Friday, February 14, 2020

Red Threads

Red Threads (1937) by Rex Stout

Millionaire Val Carew is found bludgeoned to death in his wife's tomb. It's a high-profile case that the powers-that-be would like to see wrapped up quickly and neatly. But all the clues that the police find seem to lead nowhere, so the NYPD recall one of their finest, Inspector Cramer, from a well-deserved vacation to take over the case. He manages to uncover a few new clues--including a discarded peach pit, an ancient red thread, and a whippoorwill's call--but with every witness telling lies, it's going to be difficult to pin the murder on any of them.

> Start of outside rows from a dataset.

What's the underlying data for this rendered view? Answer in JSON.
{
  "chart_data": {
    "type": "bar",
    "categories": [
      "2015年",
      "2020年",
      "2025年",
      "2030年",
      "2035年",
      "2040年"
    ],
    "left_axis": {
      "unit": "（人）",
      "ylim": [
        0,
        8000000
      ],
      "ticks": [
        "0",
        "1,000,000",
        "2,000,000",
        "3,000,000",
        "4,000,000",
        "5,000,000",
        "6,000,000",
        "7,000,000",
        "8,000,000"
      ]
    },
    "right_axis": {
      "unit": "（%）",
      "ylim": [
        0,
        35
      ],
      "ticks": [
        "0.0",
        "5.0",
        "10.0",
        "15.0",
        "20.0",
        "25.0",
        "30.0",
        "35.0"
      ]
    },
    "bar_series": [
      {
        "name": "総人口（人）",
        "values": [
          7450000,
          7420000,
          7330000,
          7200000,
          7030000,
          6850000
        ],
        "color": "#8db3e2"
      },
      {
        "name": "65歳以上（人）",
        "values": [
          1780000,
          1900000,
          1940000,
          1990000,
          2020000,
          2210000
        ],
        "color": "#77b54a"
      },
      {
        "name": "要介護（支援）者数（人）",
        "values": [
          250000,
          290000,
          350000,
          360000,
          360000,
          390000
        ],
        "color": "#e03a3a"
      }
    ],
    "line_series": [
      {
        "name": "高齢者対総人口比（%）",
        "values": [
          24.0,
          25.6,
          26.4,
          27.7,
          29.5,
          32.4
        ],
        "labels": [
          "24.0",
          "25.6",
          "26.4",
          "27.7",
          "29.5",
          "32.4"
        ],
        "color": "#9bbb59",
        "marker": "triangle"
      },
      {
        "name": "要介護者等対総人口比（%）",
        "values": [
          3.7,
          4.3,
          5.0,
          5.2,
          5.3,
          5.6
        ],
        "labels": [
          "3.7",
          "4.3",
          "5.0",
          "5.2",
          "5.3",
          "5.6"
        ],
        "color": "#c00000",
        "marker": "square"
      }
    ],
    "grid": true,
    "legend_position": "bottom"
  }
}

I'll just tell you upfront: this is not one of Stout's all-time best novels. I think he hit his mark with the combination of Nero Wolfe and Archie Goodwin working in what often seems to be opposition to the official police represented by Inspector Cramer. Red Threads is billed as "an Inspector Cramer mystery"--which I guess it is if only because Nero Wolfe is not here (must be too busy with his orchids). Cramer is an honest, hard-working cop and he does his bulldog best to track down the killer when his superiors drag him back from his first real vacation in years. But it takes clues supplied by fashion designer Jean Farris to get him on the right track.

The biggest failing in this one (in my opinion) is the lack of interesting characters. Even in his worst Wolfe novels, the characters have a bit of interest and force to them. Jean's character starts out nicely but rapidly loses steam about midway--even her fight to find answers that will prove that Guy Carew (the love of her life) didn't kill his father didn't particularly interest me. I would say to skip this one unless you're a Stout completist. ★★

Deaths = One (hit on head)
Calendar of Crime: October (Author DOB)
Vintage Mystery (2011): 1st book towards Murderous Mood level

First Line: Eileen Delaney heard the door of the noisy old elevator close behind her, and the diminuendo of its bang and rattle as its ascent progressed up the shaft.

Last Line: He sang the boastful Cherokee song a little later.